WHEN MORGAN SEABERRY WAS STRUCK
and killed, Officer Gatchek was just across the road, coasting slowly through the mall parking lot, front and back, checking on things to make sure everything looked “copacetic.” He had recently learned that word, he told Rand, and he usually tried to use new words once he discovered them. He loved words. Kept a pocket dictionary in his cruiser and,
when things were slow, would open to a random page, stick his finger somewhere on the page and, more often than not, increase his vocabulary. It helped him out when he played Scrabble with his wife and his in-laws. Sometimes, but not always. He couldn’t, for instance, use “copacetic” because the word had three c’s in it and there were only two “c” tiles in the Scrabble game. Well, unless he had a blank tile. “This probably sounds screwy,” he told Rand, “but for me there’s a correlation between police work and Scrabble. You stare at what you got in front of you. At first you don’t see anything much. Then, boom, you do.”

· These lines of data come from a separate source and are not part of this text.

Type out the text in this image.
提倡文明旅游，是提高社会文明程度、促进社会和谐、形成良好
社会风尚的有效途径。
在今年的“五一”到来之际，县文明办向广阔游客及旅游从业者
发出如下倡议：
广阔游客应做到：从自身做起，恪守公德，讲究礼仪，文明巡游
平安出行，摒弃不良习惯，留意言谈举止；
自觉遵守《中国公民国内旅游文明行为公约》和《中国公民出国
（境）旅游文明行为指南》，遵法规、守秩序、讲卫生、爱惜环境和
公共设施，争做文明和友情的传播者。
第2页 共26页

He was at the scene in two minutes, max. He called immediately for an ambulance, but it was just a formality; the kid was already gone. Later, in his report, he would estimate that Mo had hit him while traveling at an approximate speed of fifty-five miles per hour in a thirty-five-mile zone.

Officer Gatchek called for backup—someone to direct traffic, someone else to talk to the brother, who said he’d seen it happen, but who, Officer Gatchek had observed, looked and smelled like he’d been smoking cannabis. He’d smelled cannabis in the victim’s hair, too, but would probably keep that information to himself, at least for now. The victim’s mother had arrived on the scene by then and was hysterical. He decided he’d send her off in the ambulance; let the EMTs deal with her, maybe get one of the ER docs to give her something to calm her down. He told Maureen to just sit on the grass near her car. To not get back into the car. Could she just get her purse? He said no. She should just wait right where she was. “Oh, my God,” she kept saying, over and over, like a chant. “Oh my God, oh my God, oh my God.”

It was the dazed look in her eyes, he said later. The fact that her pupils were dilated. Maybe she was in shock, or maybe she was just exhausted after her shift, like she said. Dozing a little, maybe, though she hadn’t copped to that. Or maybe, just maybe, she was DUI. People’s pupils dilated when they were stoned, and also when they
were lying about something, and hers were as round as saucers. The victim’s brother said she hadn’t put the brakes on
after
she hit him, let alone before. And he, Gatchek, hadn’t heard any brakes, either, which he would have over in the mall parking lot. Hadn’t seen any rubber in the road. Overtired or not, it was instinct, even if you
were
dozing: you felt your car hit something, you braked. But instinct, when you were DUI, could betray you. Liquor? A belt or two out in the parking lot before she took off? He didn’t think so; he hadn’t smelled it on her. Drugs? Downers, maybe? That was more likely. An RN would have the key to the candy store. She was wearing a wedding ring, he noticed, but she hadn’t said anything about calling a husband. That was usually the first thing a wife in her situation would do. Maybe her marriage was in trouble and, to cope, she was swiping happy pills. There were things you had to do when there was a fatality—procedures you had to follow. Legalities you had to be cognizant of. But as he was following these procedures, he was fiddling with his observations like they were Scrabble tiles. And his instincts kept spelling out DUI.